What about ivokedynamic?
invokedynamic is the great hope of all dynamic languages on the JVM. If it helps us to not to create the Object[] and if it helps us to avoid to create the hasmap key and if it helps us to avoid the type tranformations, then it might be a much better solution than my fast mode. But even if it does all this, it won't be in Java6. It is Java7 at best. And it is not yet defined. The work for this is still in the early stages and while I hope the result will be very good, it is no solution for now.

The Goal
The idea of the "fast mode" is to provide a way to give the maximum performance at certain places. Then you can do calculations in Groovy. I am no fan of using one language for all uasages, but on the other hand I think that such a mode would be very good for Groovy. And it would tell all those benchmark writters out there not to meassure a language with calculations. That is a very stupid thing to do I would say.

The implementation is surely not done in a few minutes and this "fast mode" will not go into Groovy 1.0. But 2.0 or even 1.1 may have that.

Other ideas?
There were other ideas, yes. For exmaple not to simply make the call through the Metaclass, but to let the compiler guess a method and check with the MetaClass if the guess is right. Sadly that doesn't help, because the method selection has still to be done and is the cost intensive factor here. Writing a hotspot engine for Groovy might be a solution. Java is making HotSpot open, so it is theoretically an option. And possible a much better option than anything else. But there are many unclear details.... none has the knowlefge to write something like that, noone knows the API, how is the HotSpot engine added to the normal Java SDK?

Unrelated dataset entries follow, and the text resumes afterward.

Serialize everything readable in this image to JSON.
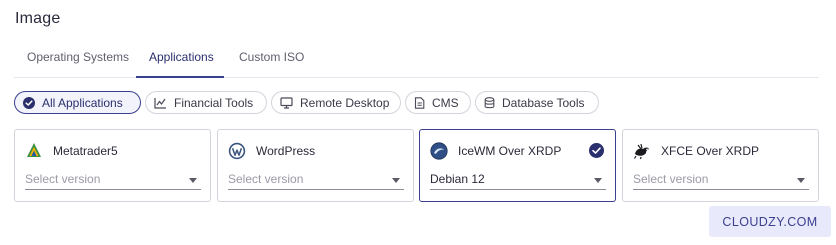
{
  "page": {
    "title": "Image"
  },
  "tabs": [
    {
      "label": "Operating Systems"
    },
    {
      "label": "Applications"
    },
    {
      "label": "Custom ISO"
    }
  ],
  "active_tab": "Applications",
  "filters": [
    {
      "label": "All Applications",
      "icon": "check-circle-icon"
    },
    {
      "label": "Financial Tools",
      "icon": "chart-icon"
    },
    {
      "label": "Remote Desktop",
      "icon": "monitor-icon"
    },
    {
      "label": "CMS",
      "icon": "document-icon"
    },
    {
      "label": "Database Tools",
      "icon": "database-icon"
    }
  ],
  "active_filter": "All Applications",
  "apps": [
    {
      "name": "Metatrader5",
      "version": "Select version",
      "selected": false,
      "icon": "metatrader-logo-icon"
    },
    {
      "name": "WordPress",
      "version": "Select version",
      "selected": false,
      "icon": "wordpress-logo-icon"
    },
    {
      "name": "IceWM Over XRDP",
      "version": "Debian 12",
      "selected": true,
      "icon": "icewm-logo-icon"
    },
    {
      "name": "XFCE Over XRDP",
      "version": "Select version",
      "selected": false,
      "icon": "xfce-logo-icon"
    }
  ],
  "brand": {
    "text": "CLOUDZY.COM"
  },
  "colors": {
    "accent": "#3b3f8f",
    "border": "#d4d4dc",
    "brand_bg": "#e8e9fb"
  }
}
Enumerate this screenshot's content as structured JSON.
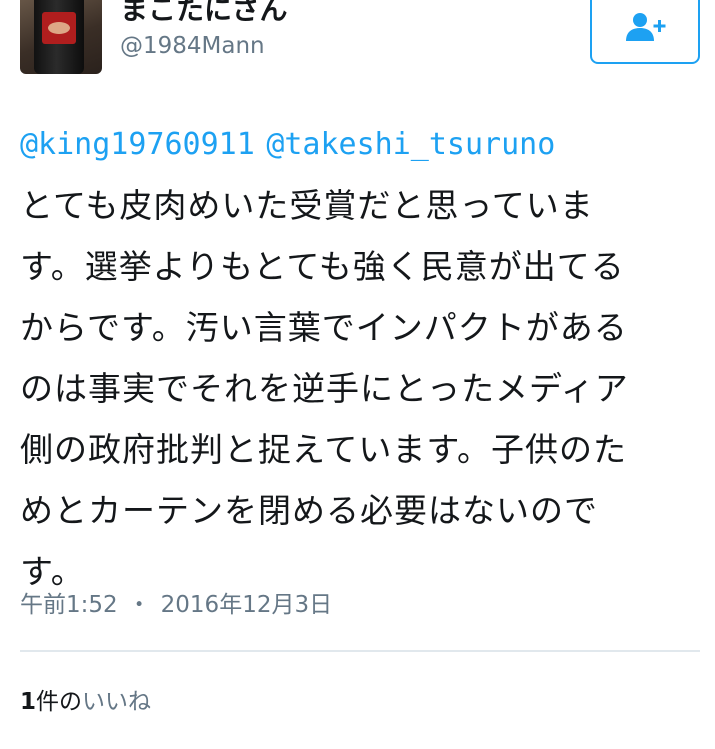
{
  "user": {
    "display_name": "まこたにさん",
    "handle": "@1984Mann"
  },
  "follow_button": {
    "icon": "add-user-icon",
    "color": "#1da1f2"
  },
  "tweet": {
    "mentions": [
      "@king19760911",
      "@takeshi_tsuruno"
    ],
    "lines": [
      "とても皮肉めいた受賞だと思っていま",
      "す。選挙よりもとても強く民意が出てる",
      "からです。汚い言葉でインパクトがある",
      "のは事実でそれを逆手にとったメディア",
      "側の政府批判と捉えています。子供のた",
      "めとカーテンを閉める必要はないので",
      "す。"
    ]
  },
  "meta": {
    "time": "午前1:52",
    "separator": "・",
    "date": "2016年12月3日"
  },
  "likes": {
    "count": "1",
    "unit": "件の",
    "label": "いいね"
  },
  "colors": {
    "accent": "#1da1f2",
    "muted": "#657786",
    "text": "#14171a"
  }
}
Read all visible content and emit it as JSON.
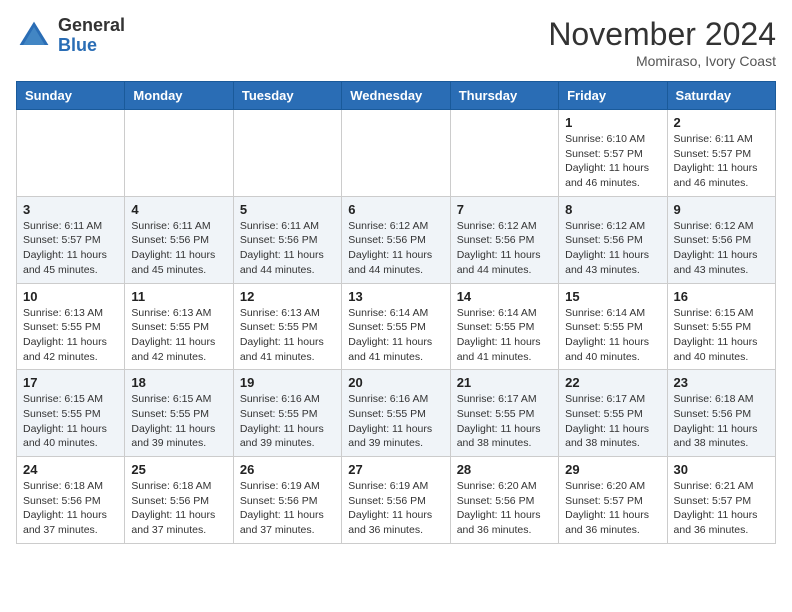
{
  "logo": {
    "text_general": "General",
    "text_blue": "Blue"
  },
  "title": "November 2024",
  "location": "Momiraso, Ivory Coast",
  "days_of_week": [
    "Sunday",
    "Monday",
    "Tuesday",
    "Wednesday",
    "Thursday",
    "Friday",
    "Saturday"
  ],
  "weeks": [
    [
      {
        "day": "",
        "info": ""
      },
      {
        "day": "",
        "info": ""
      },
      {
        "day": "",
        "info": ""
      },
      {
        "day": "",
        "info": ""
      },
      {
        "day": "",
        "info": ""
      },
      {
        "day": "1",
        "info": "Sunrise: 6:10 AM\nSunset: 5:57 PM\nDaylight: 11 hours\nand 46 minutes."
      },
      {
        "day": "2",
        "info": "Sunrise: 6:11 AM\nSunset: 5:57 PM\nDaylight: 11 hours\nand 46 minutes."
      }
    ],
    [
      {
        "day": "3",
        "info": "Sunrise: 6:11 AM\nSunset: 5:57 PM\nDaylight: 11 hours\nand 45 minutes."
      },
      {
        "day": "4",
        "info": "Sunrise: 6:11 AM\nSunset: 5:56 PM\nDaylight: 11 hours\nand 45 minutes."
      },
      {
        "day": "5",
        "info": "Sunrise: 6:11 AM\nSunset: 5:56 PM\nDaylight: 11 hours\nand 44 minutes."
      },
      {
        "day": "6",
        "info": "Sunrise: 6:12 AM\nSunset: 5:56 PM\nDaylight: 11 hours\nand 44 minutes."
      },
      {
        "day": "7",
        "info": "Sunrise: 6:12 AM\nSunset: 5:56 PM\nDaylight: 11 hours\nand 44 minutes."
      },
      {
        "day": "8",
        "info": "Sunrise: 6:12 AM\nSunset: 5:56 PM\nDaylight: 11 hours\nand 43 minutes."
      },
      {
        "day": "9",
        "info": "Sunrise: 6:12 AM\nSunset: 5:56 PM\nDaylight: 11 hours\nand 43 minutes."
      }
    ],
    [
      {
        "day": "10",
        "info": "Sunrise: 6:13 AM\nSunset: 5:55 PM\nDaylight: 11 hours\nand 42 minutes."
      },
      {
        "day": "11",
        "info": "Sunrise: 6:13 AM\nSunset: 5:55 PM\nDaylight: 11 hours\nand 42 minutes."
      },
      {
        "day": "12",
        "info": "Sunrise: 6:13 AM\nSunset: 5:55 PM\nDaylight: 11 hours\nand 41 minutes."
      },
      {
        "day": "13",
        "info": "Sunrise: 6:14 AM\nSunset: 5:55 PM\nDaylight: 11 hours\nand 41 minutes."
      },
      {
        "day": "14",
        "info": "Sunrise: 6:14 AM\nSunset: 5:55 PM\nDaylight: 11 hours\nand 41 minutes."
      },
      {
        "day": "15",
        "info": "Sunrise: 6:14 AM\nSunset: 5:55 PM\nDaylight: 11 hours\nand 40 minutes."
      },
      {
        "day": "16",
        "info": "Sunrise: 6:15 AM\nSunset: 5:55 PM\nDaylight: 11 hours\nand 40 minutes."
      }
    ],
    [
      {
        "day": "17",
        "info": "Sunrise: 6:15 AM\nSunset: 5:55 PM\nDaylight: 11 hours\nand 40 minutes."
      },
      {
        "day": "18",
        "info": "Sunrise: 6:15 AM\nSunset: 5:55 PM\nDaylight: 11 hours\nand 39 minutes."
      },
      {
        "day": "19",
        "info": "Sunrise: 6:16 AM\nSunset: 5:55 PM\nDaylight: 11 hours\nand 39 minutes."
      },
      {
        "day": "20",
        "info": "Sunrise: 6:16 AM\nSunset: 5:55 PM\nDaylight: 11 hours\nand 39 minutes."
      },
      {
        "day": "21",
        "info": "Sunrise: 6:17 AM\nSunset: 5:55 PM\nDaylight: 11 hours\nand 38 minutes."
      },
      {
        "day": "22",
        "info": "Sunrise: 6:17 AM\nSunset: 5:55 PM\nDaylight: 11 hours\nand 38 minutes."
      },
      {
        "day": "23",
        "info": "Sunrise: 6:18 AM\nSunset: 5:56 PM\nDaylight: 11 hours\nand 38 minutes."
      }
    ],
    [
      {
        "day": "24",
        "info": "Sunrise: 6:18 AM\nSunset: 5:56 PM\nDaylight: 11 hours\nand 37 minutes."
      },
      {
        "day": "25",
        "info": "Sunrise: 6:18 AM\nSunset: 5:56 PM\nDaylight: 11 hours\nand 37 minutes."
      },
      {
        "day": "26",
        "info": "Sunrise: 6:19 AM\nSunset: 5:56 PM\nDaylight: 11 hours\nand 37 minutes."
      },
      {
        "day": "27",
        "info": "Sunrise: 6:19 AM\nSunset: 5:56 PM\nDaylight: 11 hours\nand 36 minutes."
      },
      {
        "day": "28",
        "info": "Sunrise: 6:20 AM\nSunset: 5:56 PM\nDaylight: 11 hours\nand 36 minutes."
      },
      {
        "day": "29",
        "info": "Sunrise: 6:20 AM\nSunset: 5:57 PM\nDaylight: 11 hours\nand 36 minutes."
      },
      {
        "day": "30",
        "info": "Sunrise: 6:21 AM\nSunset: 5:57 PM\nDaylight: 11 hours\nand 36 minutes."
      }
    ]
  ]
}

We always tried to avoid the need of a special Groovy JVM, even it is jsut the JVM with additional bytecodes. if the HotSpot engine can't be added to any normal JDK then I don't see why this should be any different.

Reality!
I think the space for doing optimizations is big. For example in the "fast mode" we probably don't need to always create a closure. Instead we can inline the closure handling method and the closure itself. But I think only a concrete inplementation of all the possibiilites would be a fair way to tell if something is better. But even if the normal method invocation in Groovy gets a boost fomr a better HotSpot engine, or new bytecode, it only means that the "fast mode" is no longer needed. I would always recommend to use the normal Groovy method invocation and identify the cost intensive parts. Neither will the "fast mode" solve all problems nor will it free you from the usage of profilers.

2 comments:

Anonymous said...

You may want to look at the "sealing" declarations provided by Dylan (see here).
Unfortunately the chapter from the DRM is not particularly easy to understand, but the basic idea is that all information about sealed methods (or more generally sealed domains) is available at compile time, so that the compiler can perform many optimizations which are not normally possible in dynamic languages. Sealing does not change the semantics of the language(*), e.g., multiple dispatch is still possible for sealed methods, but in most cases the compiler can either determine that there is only a single applicable method for a call site or at least generate efficient static dispatch functions.

(*) Of course it changes the semantics in the sense that you cannot add new methods to a sealed domain, or new subclasses to a sealed class. In Groovy it would probably also disable most uses of the MOP.

Jochen "blackdrag" Theodorou said...

In Groovy it somes to the question of doing things static or dynamic. The case the compiler can produce fast code is when doing things static. As for "multiple dispatch", there are many definitions on that. In Groovy it means, that you can overload a method from a parent class and when doing method dispatching the method might be used even if the "static type" is the one of the parent class. Of course, if you forbid subclassing, something like that can not happen. So on final classes we could speed the dispatching up, if there were no MetaClass possibly adding or even intercepting method calls. But only if the method is not overlaoded for the same number of parameters. But when I compare that to the "fast-mode" I described, then this is exactly the case, where they both behave the same way.